Saturday, May 22, 2010

Lelaki Penjual Kerupuk

Laki-laki tua itu mempunyai mimik wajah yang kelihatan mengisyarakan keramahan, dengan goresan gestur wajah dekat pipi dan bibirnya yang nampak dia itu selalu tersenyum. Penampilan sederhana, selalu mengenakan topi, berbadan tak terlalu besar dan gigi yang sudah tidak genap lagi dengan kerutan-kerutan di wajah yang menandakan dia sudah banyak memakan garam kehidupan. Usianya rasanya sudah menginjak kepala 6, atau bahkan mendekati kepala tujuh. Dia adalah penjual krupuk di pasar Rawa Indah yang selalu rajin kukunjungi setiap hari Sabtu di saat aku belanja mingguan.



Kegemaran kami di rumah, suamiku, aku dan bahkan anakku yang masih balita adalah makan krupuk. Setiap makan tak lepas dengan pelengkap krupuk, itulah orang Jawa konon seperti itu kebiasaannya. Dulu aku sering sekali membeli krupuk di warung-warung ecer, harganya pun tentunya berbeda bila kita langsung membelinya di pasar. Sejak tahu bahwa harga di pasar dengan membelinya langsung satu bangkot (isi 10 plastik) ternyata jauh lebih murah, akhirnya aku memutuskan untuk selalu membeli krupuk di pasar. Kubeli krupuk di tempat salah seorang bapak tua dengan harga yang relatif murah. Setelah beberapa kali aku membeli krupuk di situ, secara kebetulan aku dibawakan krupuk mentah oleh mertuaku banyak sekali, sehingga untuk waktu yang lama aku tak pernah lagi membeli krupuk si sana.

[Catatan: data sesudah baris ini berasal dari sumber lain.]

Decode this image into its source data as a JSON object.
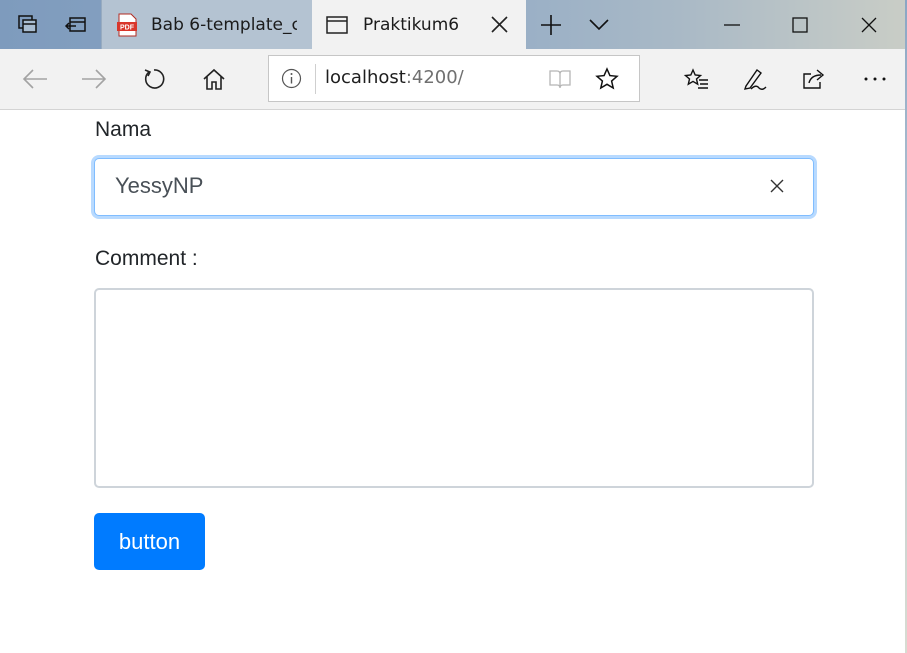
{
  "browser": {
    "tabs": [
      {
        "title": "Bab 6-template_c",
        "icon": "pdf-icon",
        "icon_label": "PDF",
        "active": false
      },
      {
        "title": "Praktikum6",
        "icon": "page-icon",
        "active": true
      }
    ],
    "address": {
      "host": "localhost",
      "rest": ":4200/"
    },
    "colors": {
      "tab_strip": "#8fa9c6",
      "toolbar": "#f2f2f2",
      "pdf_red": "#d9362b"
    }
  },
  "form": {
    "name_label": "Nama",
    "name_value": "YessyNP",
    "comment_label": "Comment :",
    "comment_value": "",
    "button_label": "button",
    "colors": {
      "primary": "#007bff",
      "focus_border": "#80bdff",
      "border": "#ced4da"
    }
  }
}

Kira-kira sebulan yang lalu, cadangan krupuk mentah dari mertua habis, mau tidak mau aku berlangganan lagi kepada bapak tua itu. Ketika melihat kemunculanku lagi, seolah dia gembira sekali. Dia pun menyapaku dengan panggilan “Bu..”. 

Kusambut dengan senyuman dan mengambil krupuk kegemaranku lalu kuulurkan uang sepuluh ribuan dan berkata “tesih wolung ewu nggih pak?” (Masih delapan ribu khan pak?), 

lalu dia menjawab “Inggih bu..”. 

Dengan sapaan ramah dia pun menanyakan tempat tinggalku, lalu kubilang saja di dalam kompleks Badak. Lalu dia menatapku dalam, seolah ada satu kerinduan yang terpendam. Membuatku menjadi salah tingkah ketika dia menatapku. Lalu dia pun membuka pembicaraan dengan satu cerita singkat.
“Sampeyan niku mirip mantu kula bu, tapi sak niki dibeto anak kula ten Qatar” (Anda itu mirip dengan menantu saya Bu, tapi sekarang dibawa anakku ke Qatar).

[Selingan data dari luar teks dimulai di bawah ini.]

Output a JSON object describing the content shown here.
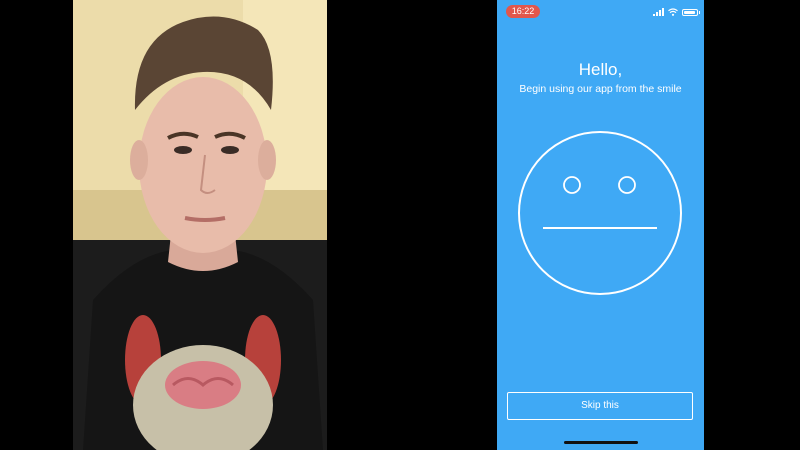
{
  "status_bar": {
    "time": "16:22",
    "icons": [
      "signal-icon",
      "wifi-icon",
      "battery-icon"
    ]
  },
  "onboarding": {
    "greeting": "Hello,",
    "subtitle": "Begin using our app from the smile",
    "face_icon": "neutral-face-icon",
    "skip_label": "Skip this"
  },
  "colors": {
    "phone_background": "#3fa9f5",
    "time_pill": "#e2574c",
    "page_background": "#000000",
    "foreground": "#ffffff"
  }
}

Agak sedikit kaget bercampur haru juga karena tidak menyangka anak seorang penjual krupuk bisa sampai ke Qatar. Kupikir anaknya jadi TKI di sana, lalu aku lebih terperanjat lagi mendengar kelanjutan ceritanya, dengan masih menatapku dalam dengan penuh kerendahan hati tanpa berniat menunjukkan kesombongan.

“Anak kula niku riyen nyambut damel ten PKT, trus daptar kerjo ten Qatar. Lha Bu, saking tigangatus tiyang, namung pitu ingkang ditampi. Anak kula niku mlebet bu, tes-e kemawon ten Jakarta. Sak niki bayare pun tigangpuluh yuta, riyen namung kawan yuta.” (Anak saya dulu kerja di PKT, lalu mendaftar kerja di Qatar. Lha Bu, dari 300 orang, Cuma 7 orang yang diterima. Anak saya termasuk di dalamnya, tesnya saja harus ke Jakarta. Sekarang bayarannya udah 30 juta, padahal dulu Cuma 4 juta.). 

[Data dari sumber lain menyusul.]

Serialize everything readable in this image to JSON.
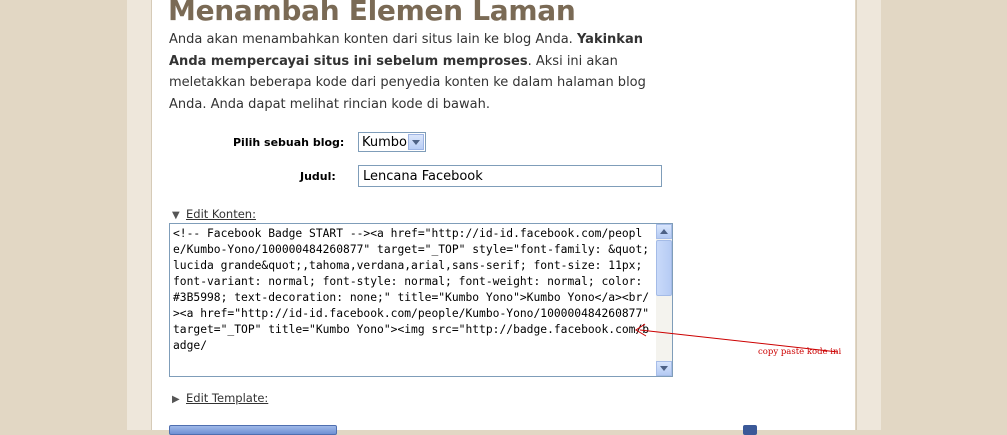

Subhanalloh, demikian bangganya bapak tua itu, dan aku yakin setiap orang tua pasti bangga melihat anaknya berhasil. Namun sepertinya bapak itu merasa lebih bangga lagi karena dia yang hanya menjual krupuk yang notabene “barangkali” hidup dengan keadaan yang serba pas-pasan tapi bisa melihat anaknya berhasil sampai melanglang buana ke negeri orang. 

Setelah itu, dia berikan kembalian dua ribu rupiah kepadaku. Lalu mengulangi lagi ucapannya seperti di awal “Sampeyan niku saestu mirip kaliyan mantu kula”. (Anda itu bener-bener mirip dengan menantu saya). Seorang penjual kerupuk yang sepetinya sayang sekali dengan menantunya yang nun jauh di sana tapi tetap memikirkannya. 

Seminggu setelah itu, aku pun menyambangi bapak tua itu untuk membeli kerupuk. Ketika menyodorkan uang dan dia menerimanya, lagi-lagi dia menatapku dan tersenyum bahagia bercampur rindu. Lalu berkata lagi “Perawakan, pakaian lan wajahipun sampeyan memper mantu kula, saestu..” (Perawakan, cara berpakaian dan wajah Anda bener2 mirip mantu saya). Seolah dia itu benar2 ingin mengungkapkan kerinduannya yang berbuncah kepadaku. Aku pun hanya tersenyum terharu. 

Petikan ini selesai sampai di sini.